Posted in: Marketing,Search Engines,Standards,Technology,Usability by Richard Hearne on January 10, 2007
Internet Marketing Ireland

Rightyo, ever man and his dog is reporting the much rumoured Apple iPhone.

Judging by the photos Apple will release an ultra sleek device (no surprise). And of course, Apple are renowned for nailing fantastic technology interfaces. Keeping it simple with absolutely functional interfaces is the cornerstone of Apples design.

But could this herald the long-postponed ‘Mobile Internet Era’?

Read/Write Web is talking up the UI, which, without a stylus, should be interesting. (When I heard about pinching gestures I thought about this great video of a multi-touch interface.)

The out-of-the-box partnership with both Google and Yahoo! shows a quite serious posture to target the Internet user – the free push-email from Yahoo! must be of concern to Blackberry? And the iPhone will also include some pretty comprehensive connectivity options to keep you on-line.

But it’s Apple’s ability to take a product and push it into the mainstream, both physically and mentally, that offers the greatest chance that the iPhone will be the tipping-point for mobile Internet. If Apple manages to achieve the same success for the iPhone as the iPod I think Mobile Internet will finally become a mainstream reality. (Notice the slide on Read/Write showing 10m units and 1% market share in 2008. Bear in mind iPod has 80%+ share…)

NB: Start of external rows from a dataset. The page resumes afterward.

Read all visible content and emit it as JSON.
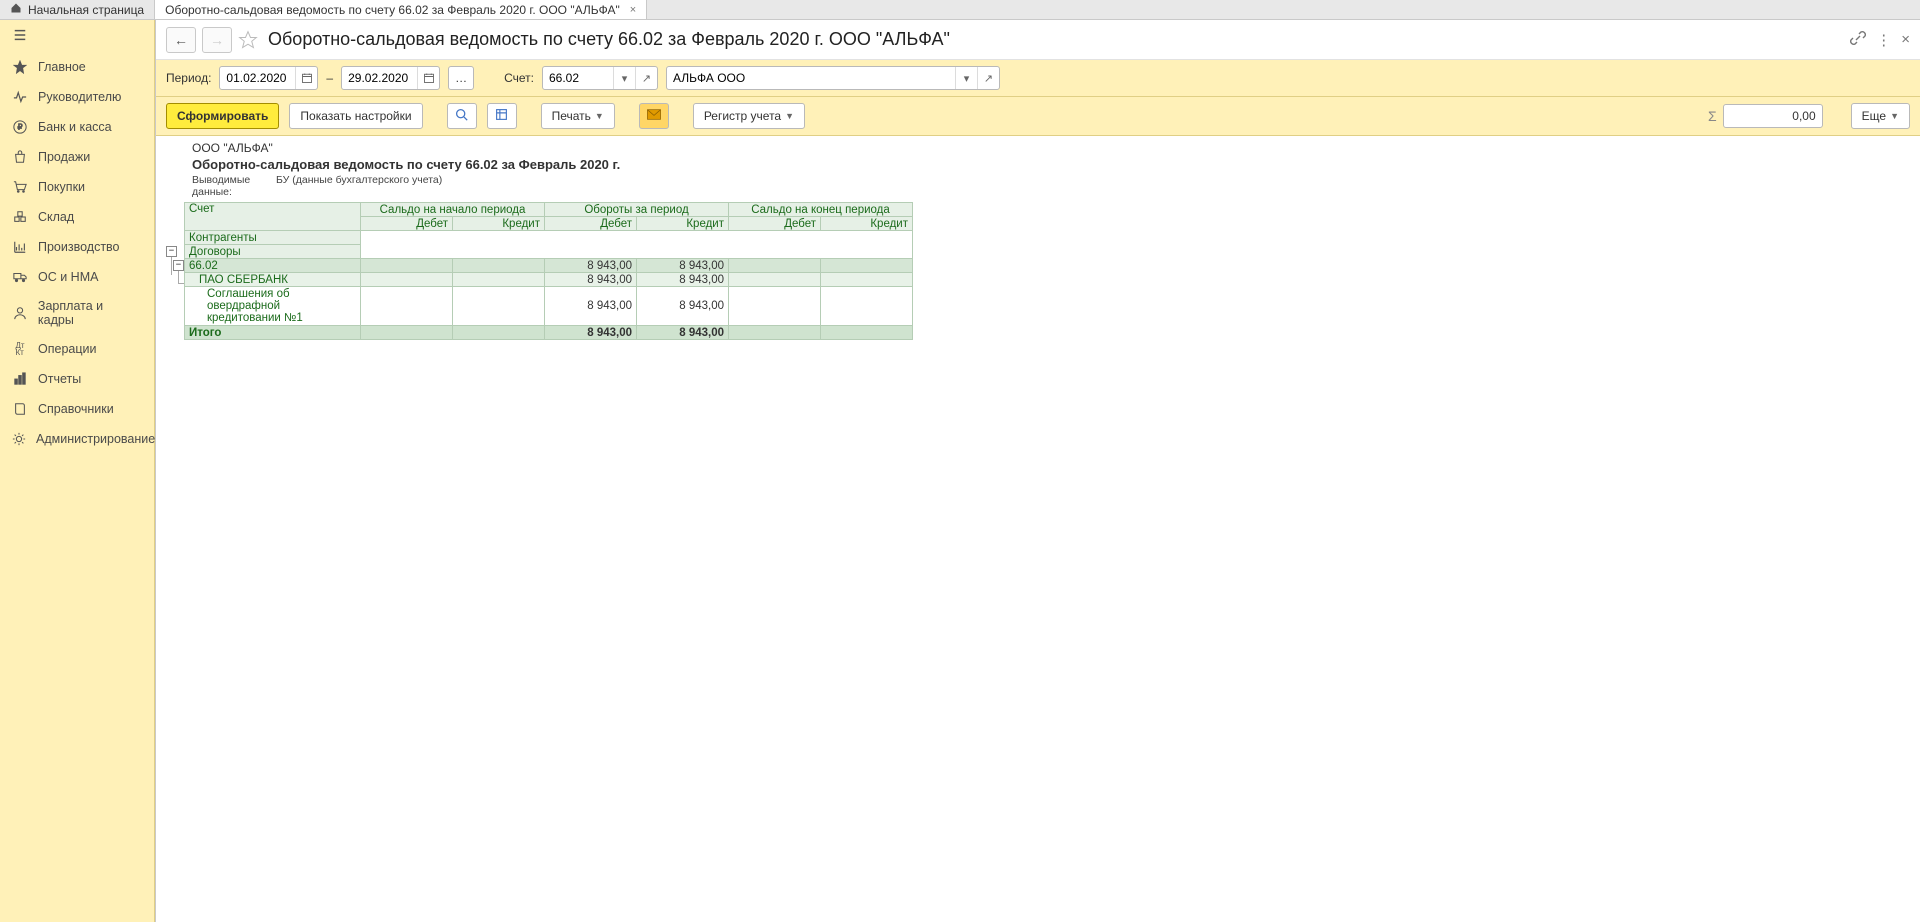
{
  "tabs": {
    "home": "Начальная страница",
    "doc": "Оборотно-сальдовая ведомость по счету 66.02 за Февраль 2020 г. ООО \"АЛЬФА\""
  },
  "sidebar": {
    "items": [
      {
        "label": "Главное",
        "icon": "star"
      },
      {
        "label": "Руководителю",
        "icon": "pulse"
      },
      {
        "label": "Банк и касса",
        "icon": "ruble"
      },
      {
        "label": "Продажи",
        "icon": "bag"
      },
      {
        "label": "Покупки",
        "icon": "cart"
      },
      {
        "label": "Склад",
        "icon": "boxes"
      },
      {
        "label": "Производство",
        "icon": "chart"
      },
      {
        "label": "ОС и НМА",
        "icon": "truck"
      },
      {
        "label": "Зарплата и кадры",
        "icon": "person"
      },
      {
        "label": "Операции",
        "icon": "dtkt"
      },
      {
        "label": "Отчеты",
        "icon": "bars"
      },
      {
        "label": "Справочники",
        "icon": "book"
      },
      {
        "label": "Администрирование",
        "icon": "gear"
      }
    ]
  },
  "title": "Оборотно-сальдовая ведомость по счету 66.02 за Февраль 2020 г. ООО \"АЛЬФА\"",
  "params": {
    "period_label": "Период:",
    "date_from": "01.02.2020",
    "dash": "–",
    "date_to": "29.02.2020",
    "account_label": "Счет:",
    "account": "66.02",
    "org": "АЛЬФА ООО"
  },
  "toolbar": {
    "generate": "Сформировать",
    "show_settings": "Показать настройки",
    "print": "Печать",
    "register": "Регистр учета",
    "more": "Еще",
    "sum": "0,00"
  },
  "report": {
    "org": "ООО \"АЛЬФА\"",
    "title": "Оборотно-сальдовая ведомость по счету 66.02 за Февраль 2020 г.",
    "meta_label": "Выводимые данные:",
    "meta_value": "БУ (данные бухгалтерского учета)",
    "headers": {
      "col0_lines": [
        "Счет",
        "Контрагенты",
        "Договоры"
      ],
      "grp1": "Сальдо на начало периода",
      "grp2": "Обороты за период",
      "grp3": "Сальдо на конец периода",
      "debit": "Дебет",
      "credit": "Кредит"
    },
    "rows": [
      {
        "level": 0,
        "name": "66.02",
        "ob_dt": "8 943,00",
        "ob_kt": "8 943,00"
      },
      {
        "level": 1,
        "name": "ПАО СБЕРБАНК",
        "ob_dt": "8 943,00",
        "ob_kt": "8 943,00"
      },
      {
        "level": 2,
        "name": "Соглашения об овердрафной кредитовании №1",
        "ob_dt": "8 943,00",
        "ob_kt": "8 943,00"
      }
    ],
    "total": {
      "name": "Итого",
      "ob_dt": "8 943,00",
      "ob_kt": "8 943,00"
    }
  },
  "chart_data": {
    "type": "table",
    "title": "Оборотно-сальдовая ведомость по счету 66.02 за Февраль 2020 г.",
    "columns": [
      "Счет / Контрагенты / Договоры",
      "Сальдо на начало периода — Дебет",
      "Сальдо на начало периода — Кредит",
      "Обороты за период — Дебет",
      "Обороты за период — Кредит",
      "Сальдо на конец периода — Дебет",
      "Сальдо на конец периода — Кредит"
    ],
    "rows": [
      [
        "66.02",
        null,
        null,
        8943.0,
        8943.0,
        null,
        null
      ],
      [
        "ПАО СБЕРБАНК",
        null,
        null,
        8943.0,
        8943.0,
        null,
        null
      ],
      [
        "Соглашения об овердрафной кредитовании №1",
        null,
        null,
        8943.0,
        8943.0,
        null,
        null
      ],
      [
        "Итого",
        null,
        null,
        8943.0,
        8943.0,
        null,
        null
      ]
    ]
  }
}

When mobile devices become the prevalent access points for the Internet (there’s a lot more mobile phones than computers) we are going to have a sea-change in search (hello localisation), and websites will need to get clever about publishing content for mobile (hi xHTML, device-optimised content).

Now, I just wonder how Irish businesses/websites will be positioned for the Mobile Internet?

Not unrelated, but if you want to eliminate you mobile roaming charges try Roam4Free, an international sim that lets you roam for free.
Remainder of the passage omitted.